The NWO line is trotted out in the propaganda doc Thrive, a kind of NWO utopian techno bourgeois save-American-freedom-with-the-aliens manifesto. If only we can harness alien technology, we can overthrow the bankers and big business, reduce taxes to zero and solve climate change with free energy for all. Some of these goals are very worthy, but Thrive dodges the tough political questions with utopia. One problem with NWO is it is very American-centric. It fails to see that we live in an increasingly multipolar world with new powers and regions challenging traditional western dominance. China is the foremost of these. It also denies agency to all the other actors in the world. They are all patsies of NWO. That cannot be true unless you are a fantasist. It is also Manichean in that it sees a banker-controlled US government puppeteering events in all countries. It is fundamentally mistaken to believe that an imperialist power, however mighty, can actually control events. The history of empire is strewn with disasters and unanticipated outcomes of attempts to maintain dominance. Otherwise empires would never fall - or lose a battle or a war. Some NWOists want to purify the American Project by removing internationalist / Jewish banking elements from the US elite and return to Jeffersonian (white AngloSaxon) democracy.

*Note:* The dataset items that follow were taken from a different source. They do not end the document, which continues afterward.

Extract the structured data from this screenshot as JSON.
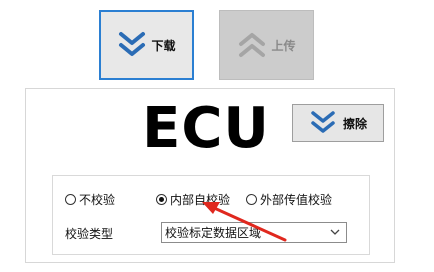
{
  "toolbar": {
    "download_label": "下载",
    "upload_label": "上传"
  },
  "panel": {
    "title": "ECU",
    "erase_label": "擦除"
  },
  "check": {
    "options": [
      {
        "label": "不校验",
        "selected": false
      },
      {
        "label": "内部自校验",
        "selected": true
      },
      {
        "label": "外部传值校验",
        "selected": false
      }
    ],
    "type_label": "校验类型",
    "type_value": "校验标定数据区域"
  },
  "icons": {
    "download": "double-chevron-down-icon",
    "upload": "double-chevron-up-icon",
    "erase": "double-chevron-down-icon",
    "dropdown": "chevron-down-icon"
  },
  "colors": {
    "accent": "#2b7fd2",
    "annotation": "#e0281e"
  }
}
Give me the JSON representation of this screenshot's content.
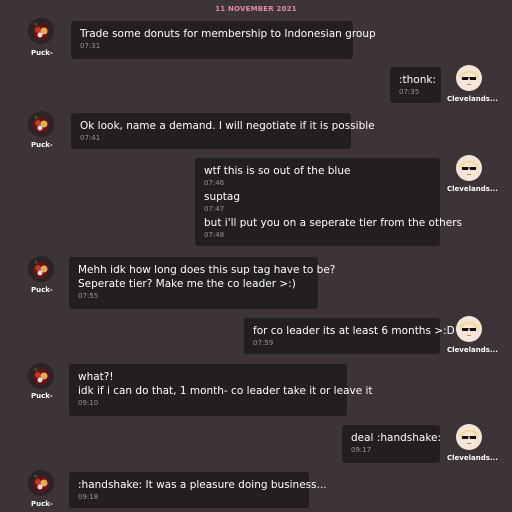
{
  "date_header": "11 NOVEMBER 2021",
  "users": {
    "puck": "Puck-",
    "cleveland": "Clevelands..."
  },
  "messages": [
    {
      "sender": "puck",
      "lines": [
        {
          "text": "Trade some donuts for membership to Indonesian group",
          "time": "07:31"
        }
      ]
    },
    {
      "sender": "cleveland",
      "lines": [
        {
          "text": ":thonk:",
          "time": "07:35"
        }
      ]
    },
    {
      "sender": "puck",
      "lines": [
        {
          "text": "Ok look, name a demand. I will negotiate if it is possible",
          "time": "07:41"
        }
      ]
    },
    {
      "sender": "cleveland",
      "lines": [
        {
          "text": "wtf this is so out of the blue",
          "time": "07:46"
        },
        {
          "text": "suptag",
          "time": "07:47"
        },
        {
          "text": "but i'll put you on a seperate tier from the others",
          "time": "07:48"
        }
      ]
    },
    {
      "sender": "puck",
      "lines": [
        {
          "text": "Mehh idk how long does this sup tag have to be?",
          "time": ""
        },
        {
          "text": "Seperate tier? Make me the co leader >:)",
          "time": "07:55"
        }
      ]
    },
    {
      "sender": "cleveland",
      "lines": [
        {
          "text": "for co leader its at least 6 months >:D",
          "time": "07:59"
        }
      ]
    },
    {
      "sender": "puck",
      "lines": [
        {
          "text": "what?!",
          "time": ""
        },
        {
          "text": "idk if i can do that, 1 month- co leader take it or leave it",
          "time": "09:10"
        }
      ]
    },
    {
      "sender": "cleveland",
      "lines": [
        {
          "text": "deal :handshake:",
          "time": "09:17"
        }
      ]
    },
    {
      "sender": "puck",
      "lines": [
        {
          "text": ":handshake: It was a pleasure doing business...",
          "time": "09:18"
        }
      ]
    }
  ]
}
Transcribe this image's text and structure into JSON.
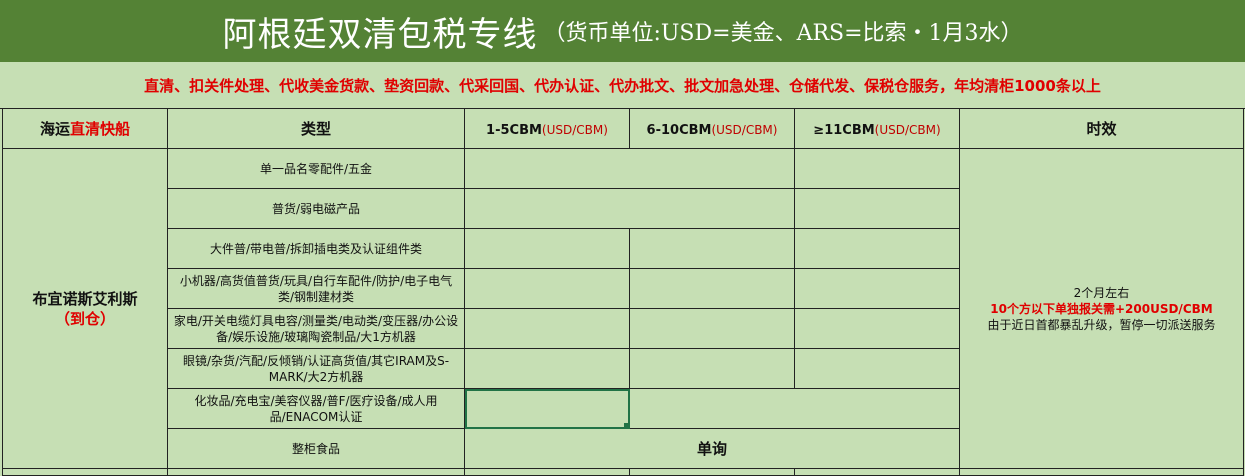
{
  "title": {
    "main": "阿根廷双清包税专线",
    "sub": "（货币单位:USD=美金、ARS=比索・1月3水）"
  },
  "services": "直清、扣关件处理、代收美金货款、垫资回款、代采回国、代办认证、代办批文、批文加急处理、仓储代发、保税仓服务，年均清柜1000条以上",
  "header": {
    "route_prefix": "海运",
    "route_highlight": "直清快船",
    "type": "类型",
    "tier1_label": "1-5CBM",
    "tier2_label": "6-10CBM",
    "tier3_label": "≥11CBM",
    "cbm_unit": "(USD/CBM)",
    "timeline": "时效"
  },
  "destination": {
    "city": "布宜诺斯艾利斯",
    "note": "（到仓）"
  },
  "categories": [
    "单一品名零配件/五金",
    "普货/弱电磁产品",
    "大件普/带电普/拆卸插电类及认证组件类",
    "小机器/高货值普货/玩具/自行车配件/防护/电子电气类/钢制建材类",
    "家电/开关电缆灯具电容/测量类/电动类/变压器/办公设备/娱乐设施/玻璃陶瓷制品/大1方机器",
    "眼镜/杂货/汽配/反倾销/认证高货值/其它IRAM及S-MARK/大2方机器",
    "化妆品/充电宝/美容仪器/普F/医疗设备/成人用品/ENACOM认证",
    "整柜食品"
  ],
  "inquire": "单询",
  "timeline": {
    "duration": "2个月左右",
    "surcharge": "10个方以下单独报关需+200USD/CBM",
    "notice": "由于近日首都暴乱升级，暂停一切派送服务"
  },
  "colors": {
    "title_bg": "#548235",
    "sheet_bg": "#c6dfb4",
    "accent_red": "#e00000"
  }
}
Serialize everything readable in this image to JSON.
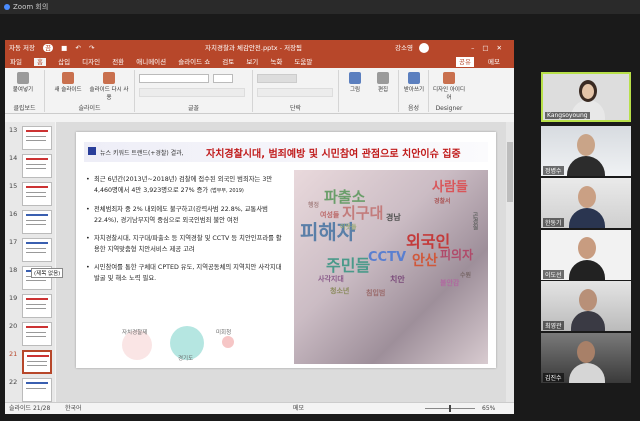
{
  "zoom": {
    "title": "Zoom 회의"
  },
  "ppt": {
    "autosave_label": "자동 저장",
    "autosave_state": "끔",
    "doc_title": "자치경찰과 체감안전.pptx - 저장됨",
    "user_name": "강소영",
    "tabs": [
      "파일",
      "홈",
      "삽입",
      "디자인",
      "전환",
      "애니메이션",
      "슬라이드 쇼",
      "검토",
      "보기",
      "녹화",
      "도움말"
    ],
    "active_tab": "홈",
    "share_label": "공유",
    "memo_label": "메모",
    "ribbon": {
      "paste": "붙여넣기",
      "new_slide": "새 슬라이드",
      "reuse_slide": "슬라이드 다시 사용",
      "picture": "그림",
      "edit": "편집",
      "dictate": "받아쓰기",
      "designer": "디자인 아이디어",
      "groups": [
        "클립보드",
        "슬라이드",
        "글꼴",
        "단락",
        "음성",
        "Designer"
      ]
    },
    "thumbnails": [
      {
        "num": "13"
      },
      {
        "num": "14"
      },
      {
        "num": "15"
      },
      {
        "num": "16"
      },
      {
        "num": "17"
      },
      {
        "num": "18"
      },
      {
        "num": "19"
      },
      {
        "num": "20"
      },
      {
        "num": "21"
      },
      {
        "num": "22"
      }
    ],
    "thumb_tooltip": "(제목 없음)",
    "slide": {
      "prefix": "뉴스 키워드 트랜드(+경찰) 결과,",
      "headline": "자치경찰시대, 범죄예방 및 시민참여 관점으로 치안이슈 집중",
      "bullets": [
        "최근 6년간(2013년~2018년) 검찰에 접수된 외국인 범죄자는 3만 4,460명에서 4만 3,923명으로 27% 증가",
        "전체범죄자 중 2% 내외에도 불구하고(강력사범 22.8%, 교통사범 22.4%), 경기남부지역 중심으로 외국인범죄 불안 여전",
        "자치경찰시대, 지구대/파출소 등 지역경찰 및 CCTV 등 치안인프라를 활용한 지역맞춤형 치안서비스 제공 고려",
        "시민참여를 통한 구체대 CPTED 유도, 지역공동체의 지역치안 사각지대 발굴 및 해소 노력 필요."
      ],
      "source_note": "(법무부, 2019)",
      "venn_labels": [
        "자치경찰제",
        "경기도",
        "미회청"
      ],
      "wordcloud": [
        "사람들",
        "파출소",
        "지구대",
        "경찰서",
        "여성들",
        "피해자",
        "경남",
        "외국인",
        "주민들",
        "CCTV",
        "안산",
        "피의자",
        "사각지대",
        "치안",
        "불안감",
        "청소년",
        "침입범",
        "곤경질",
        "수원",
        "이웃들",
        "행정"
      ]
    },
    "status": {
      "slide_info": "슬라이드 21/28",
      "language": "한국어",
      "notes": "메모",
      "zoom": "65%"
    }
  },
  "participants": [
    {
      "name": "Kangsoyoung",
      "active": true
    },
    {
      "name": "정병수",
      "active": false
    },
    {
      "name": "한동기",
      "active": false
    },
    {
      "name": "이도선",
      "active": false
    },
    {
      "name": "최영관",
      "active": false
    },
    {
      "name": "김진수",
      "active": false
    }
  ],
  "colors": {
    "accent": "#b7472a",
    "headline": "#c01a1a",
    "speaker_border": "#b8e04a"
  }
}
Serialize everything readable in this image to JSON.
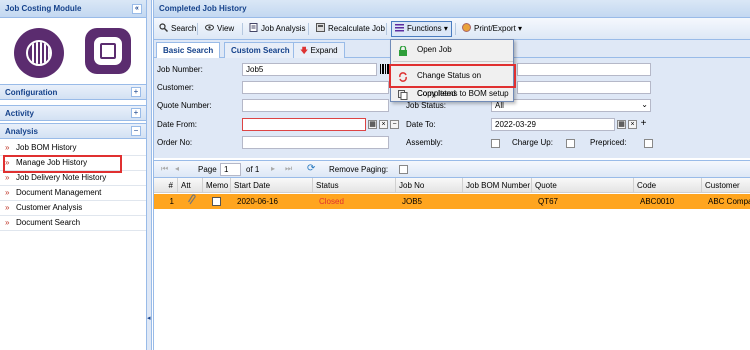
{
  "left": {
    "title": "Job Costing Module",
    "collapse_glyph": "«",
    "sections": [
      {
        "label": "Configuration",
        "toggle": "+"
      },
      {
        "label": "Activity",
        "toggle": "+"
      },
      {
        "label": "Analysis",
        "toggle": "−"
      }
    ],
    "items": [
      "Job BOM History",
      "Manage Job History",
      "Job Delivery Note History",
      "Document Management",
      "Customer Analysis",
      "Document Search"
    ]
  },
  "main": {
    "title": "Completed Job History",
    "toolbar": {
      "search": "Search",
      "view": "View",
      "job_analysis": "Job Analysis",
      "recalculate": "Recalculate Job",
      "functions": "Functions",
      "print_export": "Print/Export"
    },
    "tabs": {
      "basic": "Basic Search",
      "custom": "Custom Search",
      "expand": "Expand"
    },
    "form": {
      "job_number_label": "Job Number:",
      "job_number_value": "Job5",
      "customer_label": "Customer:",
      "quote_number_label": "Quote Number:",
      "job_status_label": "Job Status:",
      "job_status_value": "All",
      "date_from_label": "Date From:",
      "date_to_label": "Date To:",
      "date_to_value": "2022-03-29",
      "order_no_label": "Order No:",
      "assembly_label": "Assembly:",
      "charge_up_label": "Charge Up:",
      "prepriced_label": "Prepriced:"
    },
    "pager": {
      "page_label": "Page",
      "page_value": "1",
      "of_label": "of 1",
      "remove_paging": "Remove Paging:"
    },
    "columns": [
      "#",
      "Att",
      "Memo",
      "Start Date",
      "Status",
      "Job No",
      "Job BOM Number",
      "Quote",
      "Code",
      "Customer"
    ],
    "rows": [
      {
        "num": "1",
        "start_date": "2020-06-16",
        "status": "Closed",
        "job_no": "JOB5",
        "bom": "",
        "quote": "QT67",
        "code": "ABC0010",
        "customer": "ABC Company"
      }
    ]
  },
  "menu": {
    "items": [
      "Open Job",
      "Change Status on Completed",
      "Copy Items to BOM setup"
    ]
  },
  "colors": {
    "accent": "#15428b",
    "row_highlight": "#ffa51f",
    "status_closed": "#e03030",
    "highlight_box": "#e03030"
  }
}
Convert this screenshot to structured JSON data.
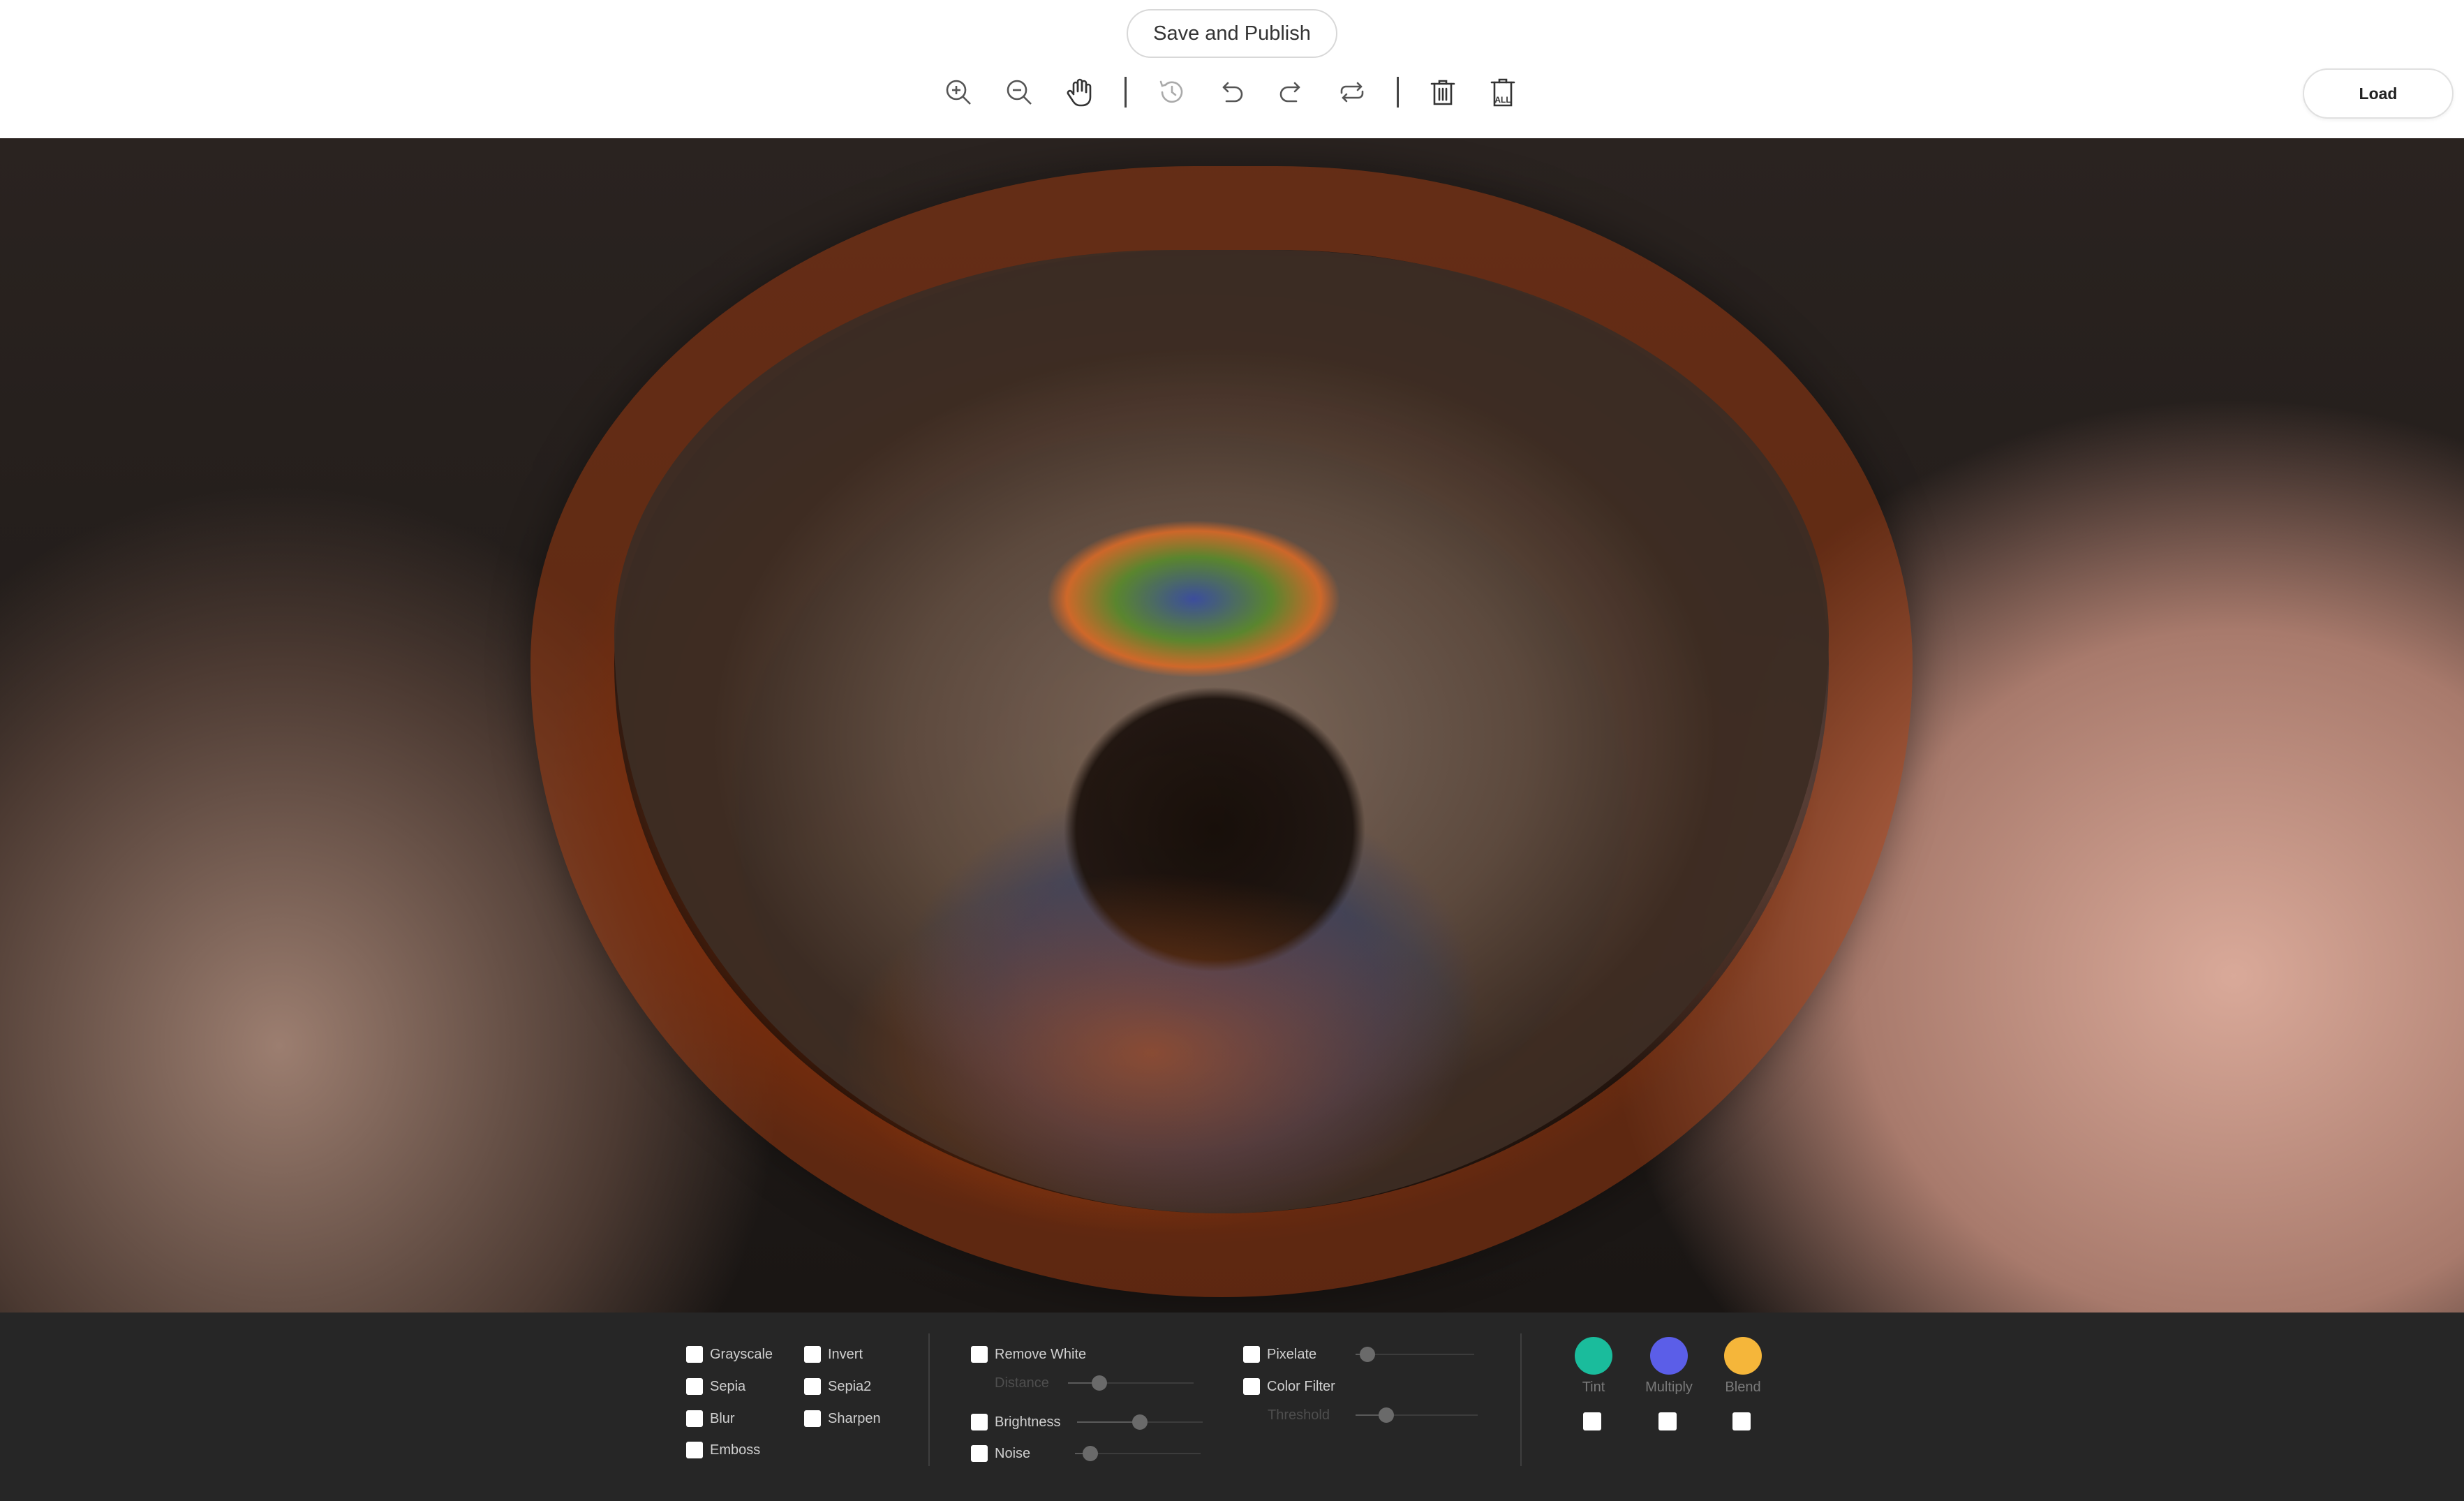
{
  "header": {
    "save_label": "Save and Publish",
    "load_label": "Load",
    "delete_all_label": "ALL"
  },
  "toolbar": {
    "icons": [
      "zoom-in-icon",
      "zoom-out-icon",
      "hand-pan-icon",
      "history-icon",
      "undo-icon",
      "redo-icon",
      "reset-icon",
      "delete-icon",
      "delete-all-icon"
    ]
  },
  "filters": {
    "group1": {
      "grayscale": "Grayscale",
      "invert": "Invert",
      "sepia": "Sepia",
      "sepia2": "Sepia2",
      "blur": "Blur",
      "sharpen": "Sharpen",
      "emboss": "Emboss"
    },
    "group2": {
      "remove_white": "Remove White",
      "distance": "Distance",
      "brightness": "Brightness",
      "noise": "Noise"
    },
    "group3": {
      "pixelate": "Pixelate",
      "color_filter": "Color Filter",
      "threshold": "Threshold"
    },
    "group4": {
      "tint": "Tint",
      "multiply": "Multiply",
      "blend": "Blend"
    }
  },
  "sliders": {
    "distance": 0.25,
    "brightness": 0.5,
    "noise": 0.12,
    "pixelate": 0.1,
    "threshold": 0.25
  },
  "colors": {
    "tint": "#1abc9c",
    "multiply": "#5b5ee8",
    "blend": "#f5b63a",
    "panel_bg": "#262626"
  }
}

It seems facile to see all evil as emanating from America, even though a lot does. Tyrants are ten a penny, thankfully less common than they were. For me, governments who use slaughter and terror to control their populations are not worthy of defending, even if one does not want tyranny replaced by neoliberal oligarchy. We have to have faith that people fighting for freedom will not passively fall in line with the US State Department's vision of limited pro-western democracy. One might not agree with the ideology of all Bashar al-Assad's opponents, but that should not translate into supporting Assad against 'western imperialism' while his forces crush the resistance of the people. This is my enemy's enemy thinking and it is both two-dimensional and callous toward those who are suffering. The right to resist oppression and tyranny is inviolable, and is not conditional on whether you share the views of the oppressed. Otherwise your thinking is no different from the 'imperialists'. Sometimes, when fighting your oppressor, you may take offers of support from those whose motives are not honourable or good. That's politics - and it is what revolutionaries have done down the centuries. Syrians have as much right to fight tyranny and state violence as the next man or woman. Who are comfortable westerners to tell them not to truck with US imperialists? If they do that, it is at their own risk.

* the most obvious being the Susan Lindauer story, the dancing Israelis recording the Twin Towers attacks and the Gomel Chesed Cemetary incident, as reported by Muckraker in 2006:

In October 2000, approximately 11 months before 9/11, a retired Israeli Defense Forces (IDF) officer, and veteran of the Yom Kippur War, was collecting English Ivy cuttings at the Gomel Chesed Cemetery located at McClellan and 245 Mount Olive Avenue, which is near the city lines of Elizabeth and Newark, New Jersey. The Gomel Chesed Cemetery is a Jewish cemetery.

The man overheard a conversation spoken in Hebrew, which drew his attention. He hid behind an 8-foot tall retaining wall and listened in to their conversation as they stood below. Shortly after a Lincoln town car approached the two people and the man in the backseat got out to greet them. After normal niceties were exchanged the third man said:

“The Americans will learn what it is to live with terrorists after the planes hit the twins in September.”

One of the men that had been leaning against the retaining wall expressed concerns that the upcoming presidential election (November 2000) might impact the plans. The man that arrived in the Town Car quelled the doubts by saying:

“Don’t worry, we have people in high places and no matter who gets elected, they will take care of everything.”

The observer who overheard this conversation related it to the FBI on numerous occasions only to be ignored each time. Nothing was done about it, and no investigation into the incident has ever taken place.